Capital is worried about cost-driven protests

  • Peru, Sri Lanka, Zimbabwe, Spain, Germany, UK are specific examples of protests around costs.
  • Spanish private truckers have caused shortages with protests against gas price increases.

One cannot forget that cost-driven protests in the Global South (Peru here, is a classic example) are used opportunistically by the US-supported opposition. It is why "inflation" is such a bad word in Latin America. However, protests in Spain, Germany, and UK – while not at the scale of needing curfews (yet?) can be used by opposition forces too. France is in the midst of a presidential election that is being affected by Macron's insistence of making life more expensive for the French.

“We believe Castillo is unlikely to finish his term, which runs until 2026, and he will either be removed from office or resign,” Moody’s Investors Service analysts led by Jaime Reusche wrote in an April 4 note.
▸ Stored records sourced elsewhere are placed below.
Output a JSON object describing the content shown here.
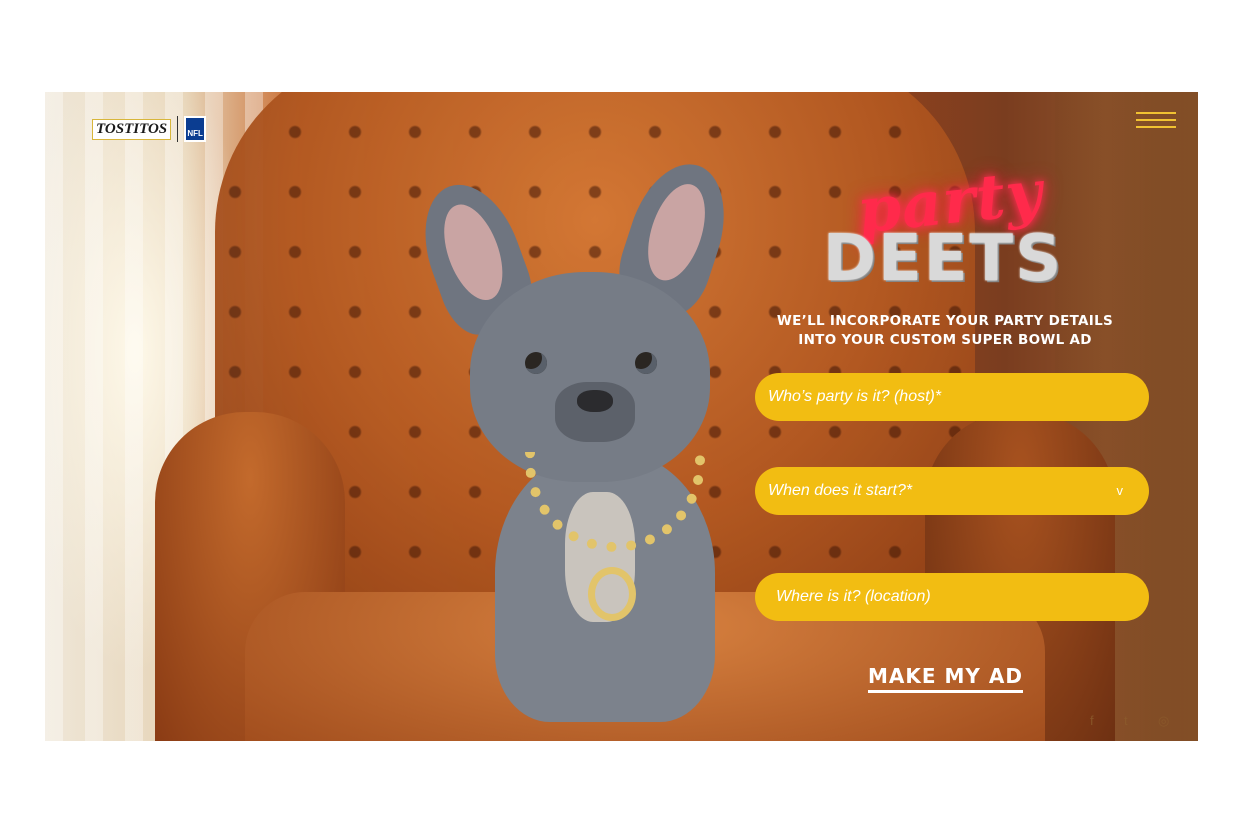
{
  "brand": {
    "logo_text": "TOSTITOS",
    "partner_text": "NFL"
  },
  "hero": {
    "title_script": "party",
    "title_block": "DEETS",
    "subhead_line1": "WE’LL INCORPORATE YOUR PARTY DETAILS",
    "subhead_line2": "INTO YOUR CUSTOM SUPER BOWL AD"
  },
  "form": {
    "host_placeholder": "Who’s party is it? (host)*",
    "start_placeholder": "When does it start?*",
    "start_caret": "v",
    "location_placeholder": "Where is it? (location)",
    "submit_label": "MAKE MY AD"
  },
  "social": {
    "facebook": "f",
    "twitter": "t",
    "instagram": "◎"
  },
  "colors": {
    "field_yellow": "#f2bd12",
    "neon_pink": "#ff2a4b",
    "menu_gold": "#f1c232"
  },
  "icons": [
    "menu-icon",
    "facebook-icon",
    "twitter-icon",
    "instagram-icon",
    "chevron-down-icon"
  ]
}
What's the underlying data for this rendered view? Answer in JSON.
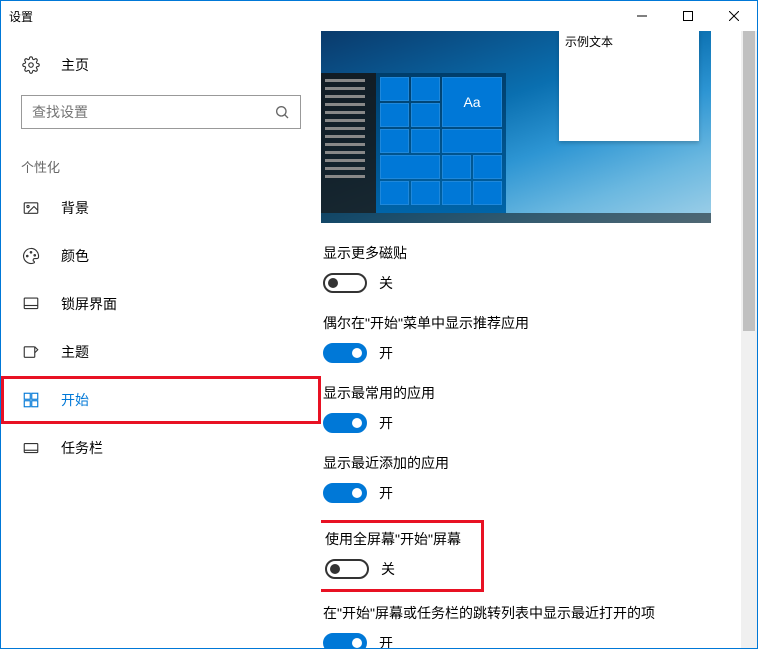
{
  "window": {
    "title": "设置"
  },
  "sidebar": {
    "home": "主页",
    "search_placeholder": "查找设置",
    "section": "个性化",
    "items": [
      {
        "label": "背景"
      },
      {
        "label": "颜色"
      },
      {
        "label": "锁屏界面"
      },
      {
        "label": "主题"
      },
      {
        "label": "开始"
      },
      {
        "label": "任务栏"
      }
    ]
  },
  "preview": {
    "tooltip": "示例文本",
    "tile_label": "Aa"
  },
  "settings": [
    {
      "label": "显示更多磁贴",
      "state": "off",
      "text": "关"
    },
    {
      "label": "偶尔在\"开始\"菜单中显示推荐应用",
      "state": "on",
      "text": "开"
    },
    {
      "label": "显示最常用的应用",
      "state": "on",
      "text": "开"
    },
    {
      "label": "显示最近添加的应用",
      "state": "on",
      "text": "开"
    },
    {
      "label": "使用全屏幕\"开始\"屏幕",
      "state": "off",
      "text": "关"
    },
    {
      "label": "在\"开始\"屏幕或任务栏的跳转列表中显示最近打开的项",
      "state": "on",
      "text": "开"
    }
  ]
}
But, “we also expect that Peru’s orthodox macroeconomic policy framework will continue to underpin the country’s creditworthiness.”

Consumer prices in Lima rose 6.82% in March from a year earlier, the most since August 1998, and well above the central bank’s target of 2%, plus or minus 1 percentage point. Prices climbed 1.48% from February, above the median forecast for a 0.92% increase in a Bloomberg survey of economists.

L’Atelier BNP Paribas used data from the Organization for Economic Cooperation and Development and national governments to construct its index.

With economic gains concentrated among a relatively small group and others struggling with basic living expenses, the U.K. “is failing to provide an economy able to support the core promise of equitably distributed, merit based social mobility that is integral to a healthy capitalist democracy in the medium to long term,” the report said.

Despite being the fifth largest economy on the world with solid headline GDP growth, the U.K. is at risk of “social unrest, protest and extremism,” the report said.

In the US, it is not much better. Housing mortgage rates have blown past 5%. Investors seem to be worried:

/brief/img/Screenshot 2022-04-06 at 08-21-48 The Daily Shot Mortgage rates reach 5 up over 100 basis points in a month.png

Microplastics in lungs of live patient

  • study, which has been published in Science of the Total Environment, found 39 microplastics in 11 of the 13 lung tissue samples tested - considerably higher than any previous laboratory tests.
  • Of the microplastics detected, there were 12 types, which are commonly found in packaging, bottles, clothing, rope/twine, and many manufacturing processes.

The study follows research published in March by the University of Hull and Hull York Medical School in which scientists recorded high levels of atmospheric microplastics during a year-long study at a site close to a busy northern trunk road.

Researchers found the most abundant microplastics were polyethylene from, for example, degraded plastic packaging or carrier bags; nylon, which may be from clothes; as well as resins, which could come from degraded roads, paint marking or tyre rubber.